Di samping Khodijah ada kurang lebih 9 wanita yang mengajukan lamarannya kepada Muhammad, di antaranya :
1. Laila binti al-Khataim
2. Ummu Hani binti Abu Thalib ibn al-Muthalib
3. Duba’at binti ‘Amir ibn Qurat
4. Safiyyah binti Basysyama ibn Nada
5. Ummu Syarik (Gaziya) binti Jabir ibn Hakim
6. Khaulah binti Hakim ibn Umayyah
7. Umamah binti Hamzah ibn ‘Abdul Muthalib
8. Khaulah binti Huzail ibn Habirah
9. Syar’af  binti Khalifah

Dengan banyaknya yang menawarkan diri kepada Rasul, beliau sangat menghargai niat baik tersebut, dan hal itu bukan sesuatu yang tercela, justru diabadikan dalam Sirah Nabawiyah dan dicontohkan langsung oleh Rasulullah saw dan para sahabat, meskipun tidak ada dalil al-Quran yang memerintahkan itu.
Hal di atas sangat memungkinkan terjadi di zaman sekarang, kendatipun ini tidak umum di masyarakat kita, tapi tidak menutup kemungkinan karena jumlah wanita saat ini yang melebihi jumlah laki-laki. Saya pun banyak menangani beberapa orang wanita yang menawarkan diri untuk dinikahi oleh seorang laki-laki yang menjadi pilihannya dan itu alhamdulillah berhasil.

Hal-hal yang perlu dimiliki seorang wanita yang ingin menawarkan diri untuk dinikahi oleh seorang laki-laki pilihannya tentu harus memiliki nilai jual yang tinggi dalam arti menjadi wanita yang digambarkan Allah dalam Surat at-Tahrim ayat 5, yaitu harus baik, patuh, beriman, bertaubat dan tentunya taat beribadah, sehingga pada intinya harus menjadi wanita yang salehah.

Memang sebagian lelaki menginginkan wanita yang memiliki kecantikan untuk dijadikan sebagai pendamping hidupnya, tetapi tidak sedikit laki-laki yang mengorientasikan pilihannya kepada wanita yang memiliki kualitas ketaatan dan kedekatan kepada Allah swt, dalam arti agamanya baik.
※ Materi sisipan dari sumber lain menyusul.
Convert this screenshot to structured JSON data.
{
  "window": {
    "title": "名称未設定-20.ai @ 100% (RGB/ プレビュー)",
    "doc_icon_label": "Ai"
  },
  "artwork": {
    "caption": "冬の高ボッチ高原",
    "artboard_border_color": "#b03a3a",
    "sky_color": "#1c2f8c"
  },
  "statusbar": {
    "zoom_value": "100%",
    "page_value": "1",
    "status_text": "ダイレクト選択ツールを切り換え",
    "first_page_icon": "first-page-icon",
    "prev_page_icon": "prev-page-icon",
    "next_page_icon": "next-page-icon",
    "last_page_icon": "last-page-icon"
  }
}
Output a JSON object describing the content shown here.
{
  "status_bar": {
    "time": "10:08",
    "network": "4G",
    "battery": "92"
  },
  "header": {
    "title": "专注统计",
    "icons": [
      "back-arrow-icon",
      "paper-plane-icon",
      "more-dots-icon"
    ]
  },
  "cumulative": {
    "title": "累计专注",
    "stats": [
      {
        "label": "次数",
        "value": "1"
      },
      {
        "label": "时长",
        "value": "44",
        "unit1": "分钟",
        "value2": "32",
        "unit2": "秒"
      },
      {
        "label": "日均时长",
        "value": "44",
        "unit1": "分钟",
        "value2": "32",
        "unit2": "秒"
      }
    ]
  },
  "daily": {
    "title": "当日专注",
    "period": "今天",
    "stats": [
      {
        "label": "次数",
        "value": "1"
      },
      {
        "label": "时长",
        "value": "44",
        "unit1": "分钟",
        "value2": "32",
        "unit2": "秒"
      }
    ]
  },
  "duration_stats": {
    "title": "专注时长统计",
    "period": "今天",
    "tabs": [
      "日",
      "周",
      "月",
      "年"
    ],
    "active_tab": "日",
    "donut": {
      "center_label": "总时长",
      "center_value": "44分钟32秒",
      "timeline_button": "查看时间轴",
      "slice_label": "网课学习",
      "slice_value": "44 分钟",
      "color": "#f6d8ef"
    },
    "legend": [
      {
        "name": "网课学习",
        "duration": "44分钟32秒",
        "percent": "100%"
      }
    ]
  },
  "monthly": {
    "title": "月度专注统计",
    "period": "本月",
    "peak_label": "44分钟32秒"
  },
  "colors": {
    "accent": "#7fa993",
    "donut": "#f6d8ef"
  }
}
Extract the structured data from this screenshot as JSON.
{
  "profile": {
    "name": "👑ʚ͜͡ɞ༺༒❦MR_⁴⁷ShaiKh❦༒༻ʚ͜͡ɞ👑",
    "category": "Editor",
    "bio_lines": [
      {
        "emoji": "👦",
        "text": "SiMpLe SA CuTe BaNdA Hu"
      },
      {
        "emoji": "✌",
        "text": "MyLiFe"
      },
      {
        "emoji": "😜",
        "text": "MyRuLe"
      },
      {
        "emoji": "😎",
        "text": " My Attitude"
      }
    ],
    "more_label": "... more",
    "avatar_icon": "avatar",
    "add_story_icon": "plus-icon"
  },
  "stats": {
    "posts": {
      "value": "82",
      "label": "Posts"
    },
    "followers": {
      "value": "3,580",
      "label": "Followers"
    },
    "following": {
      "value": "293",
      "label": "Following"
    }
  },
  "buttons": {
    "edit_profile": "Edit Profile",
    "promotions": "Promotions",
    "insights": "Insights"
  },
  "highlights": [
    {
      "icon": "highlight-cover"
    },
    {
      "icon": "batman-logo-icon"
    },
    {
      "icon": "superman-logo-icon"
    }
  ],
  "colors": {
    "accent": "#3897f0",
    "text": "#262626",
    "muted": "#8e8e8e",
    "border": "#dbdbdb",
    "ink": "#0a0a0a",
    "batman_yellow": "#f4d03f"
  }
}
Dengan memilih yang baik agamanya maka kebahagiaan dunia dan akhirat pun dapat dirasakan.

Syarat-syarat yang telah disebutan di atas tidak menutup kemungkinan akan banyak pula lelaki yang mendambakanya, karena pada dasarnya kecantikan seseorang itu tidak hanya dilihat dari kecantikan fisik semata, akan tetapi ketaatannya yang membuat dirinya memiliki nilai jual.
Selanjutnya saran saya bagi para sahabat Shaff, khususnya yang belum menikah antara lain, menanamkan baik sangka kepada Allah swt, melakukan aktifitas yang dapat meningkatkan tali silaturahim dan mendatangkan ilmu serta mencari orang yang dapat dipercaya unuk mendengarkan kemauan atau curhat kita. Wallahu’alam Bis Showab.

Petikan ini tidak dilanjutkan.